In the United States, at the beginning of the 1900s, major changes are taking place in the way people live and work. Until recently, the majority of Americans have lived on farms or in small towns. Now, new factories are opening in cities, producing the first telephones, automobiles, and electric lights. People are rushing to cities to take jobs in these factories and with the companies who own them. Urbanisation is underway.
By 1910, over half the United States’ population will live in an urban area. In the same decade, nearly 9 million immigrants arrive — from Italy, Poland, Russia... Most of them settle in the growing cities. The urban population becomes a mix of many ethnicities and cultures. The nature of the country’s population — its demography — is changing.

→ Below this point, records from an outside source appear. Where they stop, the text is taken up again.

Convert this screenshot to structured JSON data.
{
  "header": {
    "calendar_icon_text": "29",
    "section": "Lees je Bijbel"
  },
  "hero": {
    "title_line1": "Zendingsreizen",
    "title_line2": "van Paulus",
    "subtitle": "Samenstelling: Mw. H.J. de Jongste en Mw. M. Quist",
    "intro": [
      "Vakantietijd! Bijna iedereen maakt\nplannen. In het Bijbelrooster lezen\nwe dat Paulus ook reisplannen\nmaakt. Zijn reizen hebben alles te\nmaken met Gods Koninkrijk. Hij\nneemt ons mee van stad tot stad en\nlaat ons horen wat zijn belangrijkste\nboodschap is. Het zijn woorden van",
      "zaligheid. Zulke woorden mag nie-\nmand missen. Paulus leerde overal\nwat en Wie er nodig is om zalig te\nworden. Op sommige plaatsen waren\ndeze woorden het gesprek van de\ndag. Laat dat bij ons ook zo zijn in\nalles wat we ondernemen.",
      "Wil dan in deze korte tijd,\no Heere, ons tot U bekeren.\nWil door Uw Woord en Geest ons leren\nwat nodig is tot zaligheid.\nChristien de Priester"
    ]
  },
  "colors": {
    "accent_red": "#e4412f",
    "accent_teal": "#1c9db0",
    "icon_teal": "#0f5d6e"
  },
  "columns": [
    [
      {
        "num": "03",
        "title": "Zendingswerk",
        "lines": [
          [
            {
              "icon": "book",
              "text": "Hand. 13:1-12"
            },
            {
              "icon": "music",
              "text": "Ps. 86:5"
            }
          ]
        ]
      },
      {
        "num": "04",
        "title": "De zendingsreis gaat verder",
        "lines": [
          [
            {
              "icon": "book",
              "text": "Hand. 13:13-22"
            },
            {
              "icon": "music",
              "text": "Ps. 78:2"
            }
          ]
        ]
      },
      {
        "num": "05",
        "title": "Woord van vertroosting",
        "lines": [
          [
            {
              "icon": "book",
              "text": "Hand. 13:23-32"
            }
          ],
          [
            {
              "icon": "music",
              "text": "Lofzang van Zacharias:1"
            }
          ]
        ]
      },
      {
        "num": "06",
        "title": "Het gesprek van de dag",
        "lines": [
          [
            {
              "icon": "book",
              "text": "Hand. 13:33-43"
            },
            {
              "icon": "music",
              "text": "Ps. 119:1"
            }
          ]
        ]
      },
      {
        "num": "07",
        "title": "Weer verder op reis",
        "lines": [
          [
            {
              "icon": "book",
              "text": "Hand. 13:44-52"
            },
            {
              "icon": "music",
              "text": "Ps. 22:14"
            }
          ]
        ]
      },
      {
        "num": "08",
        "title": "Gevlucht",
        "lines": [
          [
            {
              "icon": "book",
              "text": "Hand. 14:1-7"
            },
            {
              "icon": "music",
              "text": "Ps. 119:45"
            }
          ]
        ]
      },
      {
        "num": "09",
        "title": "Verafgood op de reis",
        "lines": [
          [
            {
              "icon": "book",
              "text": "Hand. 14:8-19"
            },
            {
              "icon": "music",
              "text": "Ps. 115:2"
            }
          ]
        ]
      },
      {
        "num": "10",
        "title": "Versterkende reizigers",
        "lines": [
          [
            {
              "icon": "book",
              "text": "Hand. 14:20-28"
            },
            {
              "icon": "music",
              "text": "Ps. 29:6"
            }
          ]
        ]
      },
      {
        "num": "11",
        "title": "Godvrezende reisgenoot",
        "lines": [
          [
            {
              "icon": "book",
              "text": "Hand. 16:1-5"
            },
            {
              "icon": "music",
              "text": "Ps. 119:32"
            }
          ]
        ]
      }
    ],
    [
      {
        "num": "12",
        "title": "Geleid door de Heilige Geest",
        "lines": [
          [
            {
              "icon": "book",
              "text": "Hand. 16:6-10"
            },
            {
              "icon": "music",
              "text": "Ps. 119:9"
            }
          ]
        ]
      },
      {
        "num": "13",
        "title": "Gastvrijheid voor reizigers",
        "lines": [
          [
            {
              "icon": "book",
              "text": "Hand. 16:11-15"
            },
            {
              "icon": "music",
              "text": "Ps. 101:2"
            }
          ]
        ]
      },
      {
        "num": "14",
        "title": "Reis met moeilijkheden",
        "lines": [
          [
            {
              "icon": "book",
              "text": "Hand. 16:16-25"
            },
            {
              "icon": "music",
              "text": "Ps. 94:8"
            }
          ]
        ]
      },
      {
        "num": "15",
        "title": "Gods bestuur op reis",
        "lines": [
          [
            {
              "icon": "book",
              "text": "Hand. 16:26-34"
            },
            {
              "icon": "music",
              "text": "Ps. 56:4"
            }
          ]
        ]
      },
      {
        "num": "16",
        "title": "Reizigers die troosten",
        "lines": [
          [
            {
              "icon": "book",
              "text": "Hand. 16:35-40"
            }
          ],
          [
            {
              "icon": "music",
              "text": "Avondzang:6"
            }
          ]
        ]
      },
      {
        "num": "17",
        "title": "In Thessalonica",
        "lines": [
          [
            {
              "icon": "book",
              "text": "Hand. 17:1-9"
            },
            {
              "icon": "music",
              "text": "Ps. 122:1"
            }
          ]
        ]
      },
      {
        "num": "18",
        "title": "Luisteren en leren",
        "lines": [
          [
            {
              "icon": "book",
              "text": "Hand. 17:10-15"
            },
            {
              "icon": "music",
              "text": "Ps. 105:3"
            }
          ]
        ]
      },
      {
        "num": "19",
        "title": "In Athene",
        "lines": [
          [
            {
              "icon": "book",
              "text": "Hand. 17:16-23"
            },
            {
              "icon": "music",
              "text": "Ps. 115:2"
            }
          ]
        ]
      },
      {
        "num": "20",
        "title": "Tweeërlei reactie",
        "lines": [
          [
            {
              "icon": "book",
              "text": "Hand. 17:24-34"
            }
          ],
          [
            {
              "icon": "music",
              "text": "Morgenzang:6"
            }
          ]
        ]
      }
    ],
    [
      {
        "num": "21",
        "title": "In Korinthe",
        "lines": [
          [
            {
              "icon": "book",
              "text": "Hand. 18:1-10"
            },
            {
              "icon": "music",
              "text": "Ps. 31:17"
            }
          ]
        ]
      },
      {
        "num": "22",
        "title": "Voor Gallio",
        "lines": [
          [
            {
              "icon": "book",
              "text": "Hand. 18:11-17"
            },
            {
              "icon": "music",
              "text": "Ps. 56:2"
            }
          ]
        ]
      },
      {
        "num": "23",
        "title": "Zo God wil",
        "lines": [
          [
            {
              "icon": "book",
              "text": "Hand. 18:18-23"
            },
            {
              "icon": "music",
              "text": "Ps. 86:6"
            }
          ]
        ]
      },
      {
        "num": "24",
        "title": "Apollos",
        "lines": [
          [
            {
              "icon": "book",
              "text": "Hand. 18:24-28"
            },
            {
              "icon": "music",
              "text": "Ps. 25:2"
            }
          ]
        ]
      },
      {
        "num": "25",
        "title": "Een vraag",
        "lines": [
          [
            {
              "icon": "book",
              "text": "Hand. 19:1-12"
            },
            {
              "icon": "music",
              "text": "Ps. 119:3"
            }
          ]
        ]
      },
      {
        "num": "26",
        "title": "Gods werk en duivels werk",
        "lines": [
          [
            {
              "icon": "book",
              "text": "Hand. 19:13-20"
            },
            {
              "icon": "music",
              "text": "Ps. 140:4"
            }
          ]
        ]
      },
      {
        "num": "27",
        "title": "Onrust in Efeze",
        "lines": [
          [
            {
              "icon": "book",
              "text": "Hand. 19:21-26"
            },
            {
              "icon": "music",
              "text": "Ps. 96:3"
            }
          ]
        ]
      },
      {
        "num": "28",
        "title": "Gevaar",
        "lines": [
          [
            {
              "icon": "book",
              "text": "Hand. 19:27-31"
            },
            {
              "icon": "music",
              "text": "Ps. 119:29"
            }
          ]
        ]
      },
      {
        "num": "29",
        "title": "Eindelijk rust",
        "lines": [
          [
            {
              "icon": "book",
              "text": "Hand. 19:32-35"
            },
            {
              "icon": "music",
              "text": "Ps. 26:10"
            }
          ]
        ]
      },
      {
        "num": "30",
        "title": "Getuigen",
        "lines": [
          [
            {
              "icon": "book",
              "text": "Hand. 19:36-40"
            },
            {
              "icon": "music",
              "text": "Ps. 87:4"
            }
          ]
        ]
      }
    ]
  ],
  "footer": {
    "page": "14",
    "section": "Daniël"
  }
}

City life for the rich is grand and exciting. They live in mansions and work in the first skyscrapers. But the poor work long hours and share cramped rooms within larger houses, called tenements. The factories they work in are crowded, noisy, and dangerous; the companies who own the factories pay little attention to the workers’ health and safety. These companies are focused on producing more and more goods, growing larger, and increasing profits.
Companies that produce similar products often merge so that they don’t have to compete with one another. The United States enters a period of ‘big business’. Leading the country through this time of change is the United States’ youngest ever president: Theodore Roosevelt. Roosevelt worries that some large companies have too much power: they wipe out smaller companies and drive up the price of goods for consumers. So Roosevelt takes several merged companies, sometimes called trusts, to court.

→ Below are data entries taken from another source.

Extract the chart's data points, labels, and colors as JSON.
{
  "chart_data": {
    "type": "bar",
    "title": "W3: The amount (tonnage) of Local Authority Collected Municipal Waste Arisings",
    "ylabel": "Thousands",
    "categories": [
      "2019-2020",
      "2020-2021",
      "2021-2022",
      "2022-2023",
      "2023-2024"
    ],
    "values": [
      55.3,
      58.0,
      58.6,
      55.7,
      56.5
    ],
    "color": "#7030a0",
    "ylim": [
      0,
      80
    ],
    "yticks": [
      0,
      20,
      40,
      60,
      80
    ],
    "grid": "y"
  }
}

When they are found to break laws around fair business, the courts order the companies to break up. Political changes like these, aimed at helping society as a whole, are known as progressive and Roosevelt’s presidency is part of the Progressive Era. During this decade of demographic, economic, and political change, American popular culture is transforming, too. National magazines like the Saturday Evening Post and Argosy contain a growing number of advertisements for products available everywhere in the country like Kellogg’s cereals and Coca-Cola. The Sears Catalog lets shoppers order everything from underwear to bicycles to be delivered right to their door, wherever they live.
And in 1903, the groundbreaking silent film The Great Train Robbery thrills audiences and starts a wave of new movie releases across the country. But this new shared culture is not open to all Americans. Racist laws and practices bar Black people from many public spaces, like movie theatres. African Americans are mostly excluded in advertising, sports, and book publishing too… with some notable exceptions. Black boxer Jack Johnson gains national fame when he beats a white boxer to gain the heavyweight championship.

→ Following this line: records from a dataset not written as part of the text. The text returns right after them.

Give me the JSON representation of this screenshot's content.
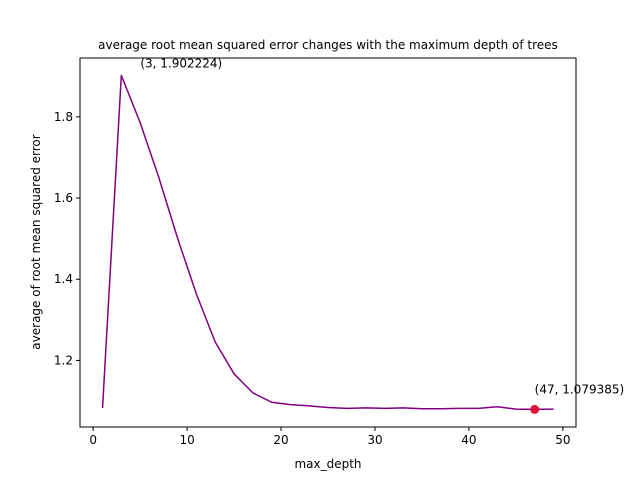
{
  "chart_data": {
    "type": "line",
    "title": "average root mean squared error changes with the maximum depth of trees",
    "xlabel": "max_depth",
    "ylabel": "average of root mean squared error",
    "xlim": [
      -1.4,
      51.4
    ],
    "ylim": [
      1.036,
      1.945
    ],
    "xticks": [
      0,
      10,
      20,
      30,
      40,
      50
    ],
    "yticks": [
      1.2,
      1.4,
      1.6,
      1.8
    ],
    "xtick_labels": [
      "0",
      "10",
      "20",
      "30",
      "40",
      "50"
    ],
    "ytick_labels": [
      "1.2",
      "1.4",
      "1.6",
      "1.8"
    ],
    "grid": false,
    "series": [
      {
        "color": "#800080",
        "x": [
          1,
          3,
          5,
          7,
          9,
          11,
          13,
          15,
          17,
          19,
          21,
          23,
          25,
          27,
          29,
          31,
          33,
          35,
          37,
          39,
          41,
          43,
          45,
          47,
          49
        ],
        "y": [
          1.083,
          1.902224,
          1.786,
          1.65,
          1.5,
          1.363,
          1.245,
          1.167,
          1.12,
          1.097,
          1.091,
          1.088,
          1.084,
          1.082,
          1.083,
          1.082,
          1.083,
          1.081,
          1.081,
          1.082,
          1.082,
          1.086,
          1.08,
          1.079385,
          1.08
        ]
      }
    ],
    "highlight_point": {
      "x": 47,
      "y": 1.079385,
      "color": "#dc143c"
    },
    "annotations": [
      {
        "text": "(3, 1.902224)",
        "x": 3,
        "y": 1.902224
      },
      {
        "text": "(47, 1.079385)",
        "x": 47,
        "y": 1.079385
      }
    ]
  }
}
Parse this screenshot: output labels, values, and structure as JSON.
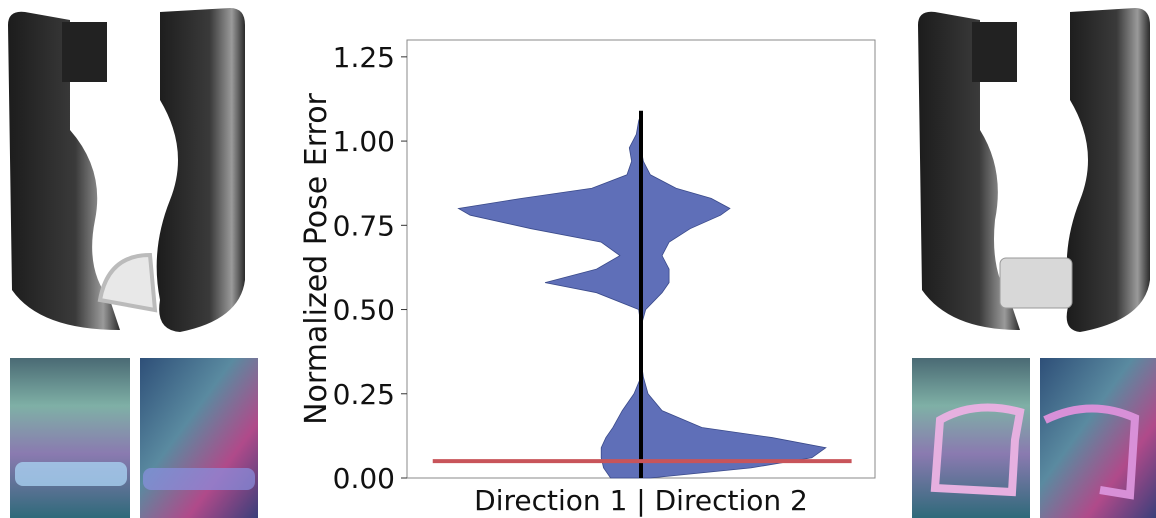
{
  "chart_data": {
    "type": "violin",
    "ylabel": "Normalized Pose Error",
    "xlabel": "Direction 1 | Direction 2",
    "ylim": [
      0,
      1.3
    ],
    "yticks": [
      {
        "value": 0,
        "label": "0.00"
      },
      {
        "value": 0.25,
        "label": "0.25"
      },
      {
        "value": 0.5,
        "label": "0.50"
      },
      {
        "value": 0.75,
        "label": "0.75"
      },
      {
        "value": 1,
        "label": "1.00"
      },
      {
        "value": 1.25,
        "label": "1.25"
      }
    ],
    "xlim": [
      -1,
      1
    ],
    "violin": {
      "color": "#5f6fb8",
      "y": [
        0,
        0.03,
        0.06,
        0.09,
        0.12,
        0.15,
        0.2,
        0.25,
        0.3,
        0.35,
        0.45,
        0.5,
        0.55,
        0.58,
        0.62,
        0.66,
        0.7,
        0.74,
        0.78,
        0.8,
        0.83,
        0.86,
        0.9,
        0.94,
        0.98,
        1.02,
        1.06,
        1.08
      ],
      "left": [
        0.13,
        0.16,
        0.17,
        0.17,
        0.15,
        0.12,
        0.08,
        0.03,
        0,
        0,
        0,
        0.01,
        0.19,
        0.41,
        0.19,
        0.09,
        0.17,
        0.47,
        0.73,
        0.78,
        0.51,
        0.21,
        0.06,
        0.04,
        0.05,
        0.02,
        0.01,
        0
      ],
      "right": [
        0.04,
        0.47,
        0.73,
        0.79,
        0.56,
        0.26,
        0.09,
        0.03,
        0.01,
        0,
        0,
        0.02,
        0.09,
        0.12,
        0.12,
        0.09,
        0.12,
        0.21,
        0.34,
        0.38,
        0.3,
        0.15,
        0.04,
        0.01,
        0,
        0,
        0,
        0
      ]
    },
    "center_line": {
      "range": [
        0,
        1.09
      ],
      "color": "#000000"
    },
    "reference_line": {
      "value": 0.05,
      "span": [
        -0.89,
        0.9
      ],
      "color": "#c8545a"
    }
  }
}
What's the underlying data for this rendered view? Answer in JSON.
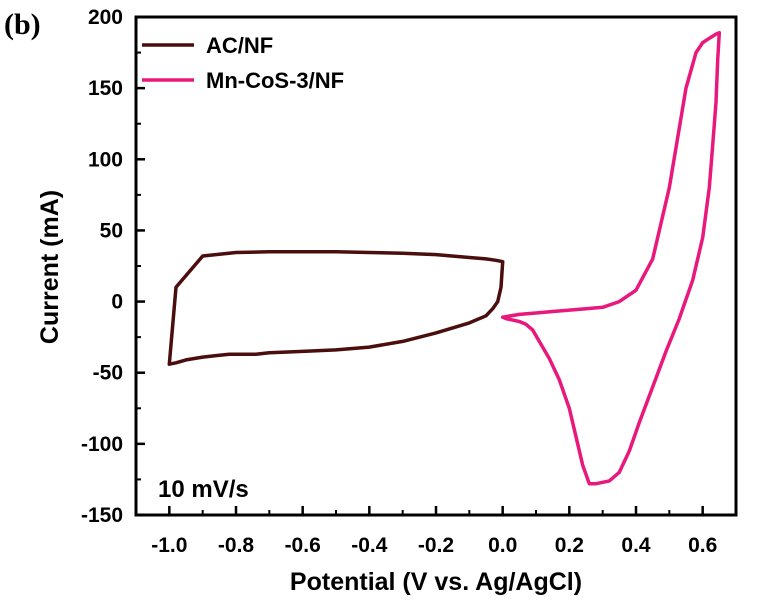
{
  "chart_data": {
    "type": "line",
    "panel_label": "(b)",
    "xlabel": "Potential (V vs. Ag/AgCl)",
    "ylabel": "Current (mA)",
    "xlim": [
      -1.1,
      0.7
    ],
    "ylim": [
      -150,
      200
    ],
    "x_ticks": [
      "-1.0",
      "-0.8",
      "-0.6",
      "-0.4",
      "-0.2",
      "0.0",
      "0.2",
      "0.4",
      "0.6"
    ],
    "y_ticks": [
      "200",
      "150",
      "100",
      "50",
      "0",
      "-50",
      "-100",
      "-150"
    ],
    "annotation": "10 mV/s",
    "grid": false,
    "legend_position": "top-left",
    "series": [
      {
        "name": "AC/NF",
        "color": "#4a0e0e",
        "x": [
          0.0,
          -0.02,
          -0.05,
          -0.1,
          -0.2,
          -0.3,
          -0.4,
          -0.5,
          -0.6,
          -0.7,
          -0.8,
          -0.9,
          -0.98,
          -1.0,
          -0.98,
          -0.95,
          -0.9,
          -0.86,
          -0.82,
          -0.78,
          -0.74,
          -0.7,
          -0.6,
          -0.5,
          -0.4,
          -0.3,
          -0.2,
          -0.1,
          -0.05,
          -0.03,
          -0.015,
          -0.005,
          0.0
        ],
        "y": [
          28,
          29,
          30,
          31,
          33,
          34,
          34.5,
          35,
          35,
          35,
          34.5,
          32,
          10,
          -44,
          -43,
          -41,
          -39,
          -38,
          -37,
          -37,
          -37,
          -36,
          -35,
          -34,
          -32,
          -28,
          -22,
          -15,
          -10,
          -5,
          0,
          10,
          28
        ]
      },
      {
        "name": "Mn-CoS-3/NF",
        "color": "#e8187c",
        "x": [
          0.0,
          0.05,
          0.1,
          0.15,
          0.2,
          0.25,
          0.3,
          0.35,
          0.4,
          0.45,
          0.5,
          0.55,
          0.58,
          0.6,
          0.62,
          0.64,
          0.65,
          0.645,
          0.64,
          0.63,
          0.62,
          0.6,
          0.57,
          0.53,
          0.49,
          0.45,
          0.41,
          0.38,
          0.35,
          0.32,
          0.3,
          0.28,
          0.26,
          0.24,
          0.22,
          0.2,
          0.17,
          0.14,
          0.11,
          0.09,
          0.07,
          0.05,
          0.03,
          0.01,
          0.0
        ],
        "y": [
          -11,
          -9,
          -8,
          -7,
          -6,
          -5,
          -4,
          0,
          8,
          30,
          80,
          150,
          175,
          182,
          185,
          188,
          189,
          170,
          140,
          110,
          80,
          45,
          15,
          -12,
          -35,
          -60,
          -85,
          -105,
          -120,
          -126,
          -127,
          -128,
          -128,
          -115,
          -95,
          -75,
          -55,
          -40,
          -28,
          -20,
          -16,
          -14,
          -13,
          -12,
          -11
        ]
      }
    ]
  }
}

Author Charles W. Chesnutt writes on racial problems in America’s South and is reviewed extensively across the country. And in towns in the South, where Black sports players are banned from joining white teams, Black baseball leagues produce several of the country’s top players. In 1901, Roosevelt exclaimed that the new century “must inevitably be one of tremendous triumph or tremendous failure for the whole human race”. In the first decade of this new century, rapid advances in industry and the beginnings of major social reform make triumph seem inevitable… but a darker side of the industrial revolution is looming.
In the next decade, the United States will be involved in the first global tragedy of the 1900s.